Activating mutations in the KRAS and BRAF genes, leading to hyperactivation of the RAS/RAF/MAPK oncogenic signaling cascade, are common in patients with colorectal cancer (CRC). While selective BRAF inhibitors are efficacious in BRAF(mut) melanoma, they have limited efficacy in BRAF(mut) CRC patients. In a RAS(mut) background, selective BRAF inhibitors are contraindicated due to paradoxical activation of the MAPK pathway through potentiation of CRAF kinase activity. A way to overcome such paradoxical activation is through concurrent inhibition of the kinase activity of both RAF isoforms. Here, we further examined the effects of LY3009120, a panRAF and RAF dimer inhibitor, in human models of CRC with various mutational backgrounds. We demonstrate that LY3009120 induced anti-proliferative effects in BRAF(mut) and KRAS(mut) CRC cell lines through G1-cell cycle arrest.
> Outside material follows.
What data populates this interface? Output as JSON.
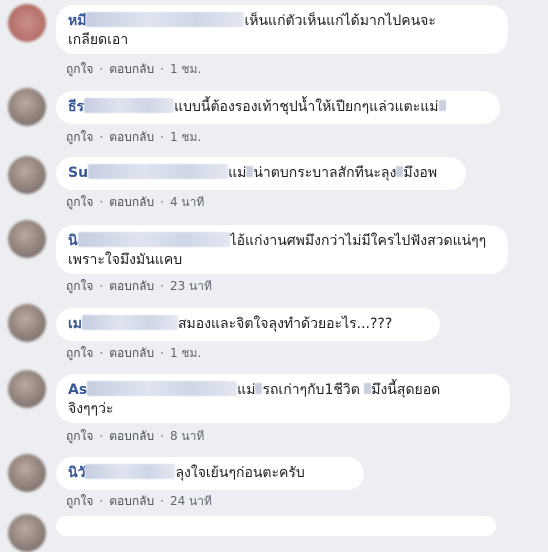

The anti-proliferative effects of LY3009120 in KRAS(mut) CRC cell lines phenocopied molecular inhibition of RAF isoforms by simultaneous siRNA-mediated knockdown of ARAF, BRAF and CRAF. Additionally, LY3009120 displayed significant activity in in vivo BRAF(mut) and KRAS(mut) CRC xenograft models. Examination of potential resistance to LY3009120 demonstrated RAF-independent ERK and AKT activation in the KRAS(mut) CRC cell line HCT 116. These findings describe the preclinical activity of a panRAF inhibitor in a BRAF(mut) and KRAS(mut) CRC setting.